De allí se desprende su limitación fundamental: puede acertar o equivocarse sin saberlo. Puede mezclar datos reales con inferencias inventadas y presentarlas con tono confiado. Engaña incluso a quienes pretenden utilizarla para engañar. Los casos de trabajos académicos llenos de citas inexistentes se multiplican porque la IA no distingue entre verdad y falsedad, solo gestiona verosimilitudes.

Lo confirma un estudio reciente de la BBC y la Unión Europea de Radiodifusión: el 45% de las respuestas analizadas contenían errores graves, y un 31% tenía problemas para justificar sus fuentes. Se evaluaron más de 3.000 respuestas en 14 idiomas.
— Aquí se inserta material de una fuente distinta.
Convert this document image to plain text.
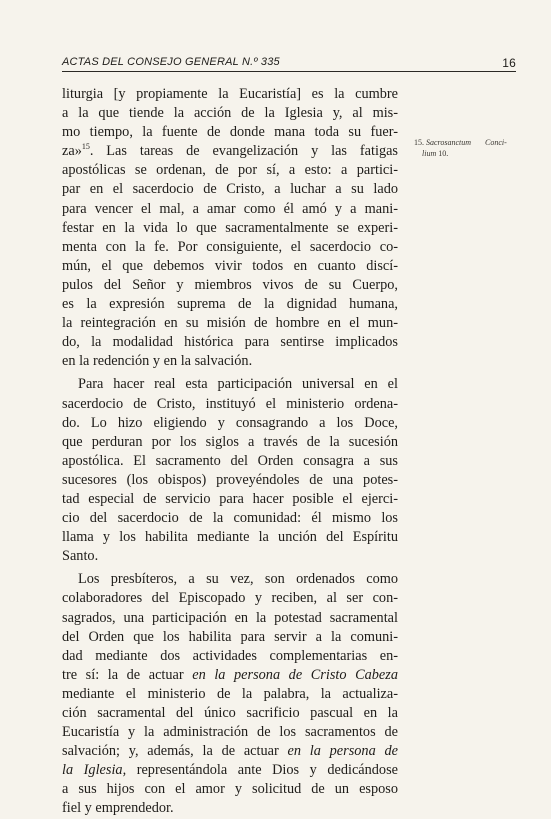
ACTAS DEL CONSEJO GENERAL N.º 335	16

liturgia [y propiamente la Eucaristía] es la cumbre
a la que tiende la acción de la Iglesia y, al mis-
mo tiempo, la fuente de donde mana toda su fuer-
za»$^{15}$. Las tareas de evangelización y las fatigas
apostólicas se ordenan, de por sí, a esto: a partici-
par en el sacerdocio de Cristo, a luchar a su lado
para vencer el mal, a amar como él amó y a mani-
festar en la vida lo que sacramentalmente se experi-
menta con la fe. Por consiguiente, el sacerdocio co-
mún, el que debemos vivir todos en cuanto discí-
pulos del Señor y miembros vivos de su Cuerpo,
es la expresión suprema de la dignidad humana,
la reintegración en su misión de hombre en el mun-
do, la modalidad histórica para sentirse implicados
en la redención y en la salvación.

Para hacer real esta participación universal en el
sacerdocio de Cristo, instituyó el ministerio ordena-
do. Lo hizo eligiendo y consagrando a los Doce,
que perduran por los siglos a través de la sucesión
apostólica. El sacramento del Orden consagra a sus
sucesores (los obispos) proveyéndoles de una potes-
tad especial de servicio para hacer posible el ejerci-
cio del sacerdocio de la comunidad: él mismo los
llama y los habilita mediante la unción del Espíritu
Santo.

Los presbíteros, a su vez, son ordenados como
colaboradores del Episcopado y reciben, al ser con-
sagrados, una participación en la potestad sacramental
del Orden que los habilita para servir a la comuni-
dad mediante dos actividades complementarias en-
tre sí: la de actuar en la persona de Cristo Cabeza
mediante el ministerio de la palabra, la actualiza-
ción sacramental del único sacrificio pascual en la
Eucaristía y la administración de los sacramentos de
salvación; y, además, la de actuar en la persona de
la Iglesia, representándola ante Dios y dedicándose
a sus hijos con el amor y solicitud de un esposo
fiel y emprendedor.

15. Sacrosanctum Conci-
lium 10.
La conclusión fue tajante: la IA tergiversa con frecuencia noticias reales. Esto debería preocupar especialmente al registrarse un creciente porcentaje de jóvenes que se informan principalmente a través de estos sistemas.

Otro estudio, realizado por Stanford y Harvard, detectó un fenómeno distinto pero igual de revelador: los chatbots son un 50% más halagadores que los humanos. Son amables, precavidos, comprensivos, indulgentes. Y esa suavidad emocional, lejos de ser inocua, predispone a confiar.

El mayor riesgo, sin embargo, no es el error ni la adulación: es la delegación cognitiva. El hábito de dejar de pensar. Si nuestros cerebros se acostumbran a tercerizar tareas intelectuales, perderán plasticidad, como ya ocurrió con los cálculos mentales o la memoria de números telefónicos. Laura De Rivera lo resume con contundencia en Esclavos del algoritmo: “Si no tomamos decisiones, otros lo harán por nosotros. Perdemos libertad, perdemos capacidad de ser nosotros mismos, perdemos imaginación”.

La IA no es un monstruo ni una salvación. Pero tampoco es un martillo. Tiene poder, influencia y capacidad de alterar hábitos profundos. Reconocerlo es el primer paso para usarla con la responsabilidad que exige una herramienta que, paradójicamente, no es solo una herramienta.